American Express Co. this week signaled its plans to tap into new mobile and prepaid payment technologies that will include "debit-like" products, but it may have far to go before it catches up with its competitors in mobile payments.
In an Oct. 26 memo, Dan Schulman, who joined Amex in August as group president of the Enterprise Growth Organization, said Amex has created an online and mobile business unit to focus on mobile and emerging payments technologies. Amex formed Enterprise Growth last year to help develop new business opportunities in a variety of channels.
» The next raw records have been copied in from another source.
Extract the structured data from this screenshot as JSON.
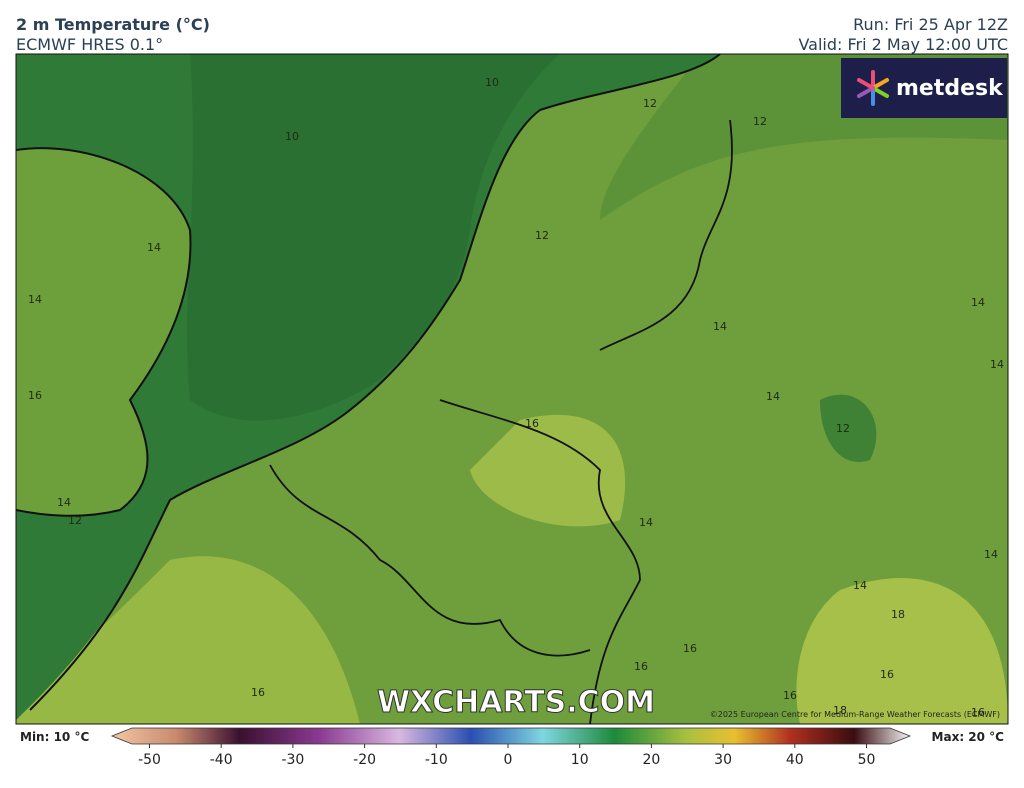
{
  "header": {
    "title": "2 m Temperature (°C)",
    "subtitle": "ECMWF HRES 0.1°",
    "run": "Run: Fri 25 Apr 12Z",
    "valid": "Valid: Fri 2 May 12:00 UTC"
  },
  "logo": "metdesk",
  "watermark": "WXCHARTS.COM",
  "copyright": "©2025 European Centre for Medium-Range Weather Forecasts (ECMWF)",
  "contour_labels": [
    "10",
    "12",
    "12",
    "10",
    "14",
    "12",
    "14",
    "14",
    "14",
    "14",
    "16",
    "14",
    "16",
    "12",
    "14",
    "12",
    "14",
    "14",
    "14",
    "18",
    "16",
    "16",
    "16",
    "16",
    "16",
    "18",
    "16"
  ],
  "colorbar": {
    "min_label": "Min: 10 °C",
    "max_label": "Max: 20 °C",
    "ticks": [
      -50,
      -40,
      -30,
      -20,
      -10,
      0,
      10,
      20,
      30,
      40,
      50
    ]
  }
}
Amex has renamed Revolution Money, the online credit card processing company Amex acquired early this year, Serve Enterprise, and it will fall under the new unit's management. Serve Enterprise will support the company's future digital payment initiatives and all payment forms outside of Amex's traditional charge and credit products, Schulman said.
The online and mobile unit, staffed so far with former executives of wireless carriers, is charged with building a "very large subscriber base" the company hopes will generate significant revenue within the next three to five years.
Schulman, who was chief executive of Virgin Mobile USA before its acquisition last year by Sprint Nextel Corp., has appointed David Messenger, Virgin Mobile's former chief operating officer, as head of the new unit. Peter Lurie, previously Virgin Mobile's general counsel, is senior vice president of strategic partnerships and business development. Jason Alexander, who previously handled portfolio management and planning for Nokia, is vice president of strategic program management.
Amex also formed a Global Payment Options group charged with developing "payment forms outside of our traditional charge and credit products," Schulman said. These include prepaid reloadable cards and gift cards, mobile airtime cards, payroll cards, international and domestic person-to-person remittances, virtual currencies, government-backed benefit and insurance claim cards, and "debit-like service propositions."
Additionally, the company has started an Enterprise Growth Strategy team headed by Chitra Narasimhan, who has served on Amex's mergers and acquisitions team since it was founded in 2003, Schulman said.
Also forming is a Digital Council to be led by David Messenger and made up of Amex business-unit leaders. Messenger's team in the online and mobile unit, meanwhile, has the task of developing strategic partnerships with "key online players," Schulman said.
Amex's moves, particularly in hiring former top telco execs, are part of an effort to "play catch-up" with other issuers and networks, said Red Gillen, a senior analyst with Celent.
"While the mobile payments industry has not really materialized yet, where it has moved so far is ahead of Amex," Gillen said. "Most of the top issuers and payment networks have launched noteworthy mobile payment pilot programs by this time, and Amex has not made much noise."
An Aug. 2 report that several major wireless carriers and two financial services providers were collaborating to create a system to let consumers make purchases with their phones has heightened competition in the payments industry, Gillen said.
Still, other mobile players are feeling the pressure.
"In order to be successful, mobile payments will need some kind of breakthrough element harnessing loyalty or unique marketing and promotions," Gillen said. "It is still early in the game, and there is still time for Amex to catch up and make a big play."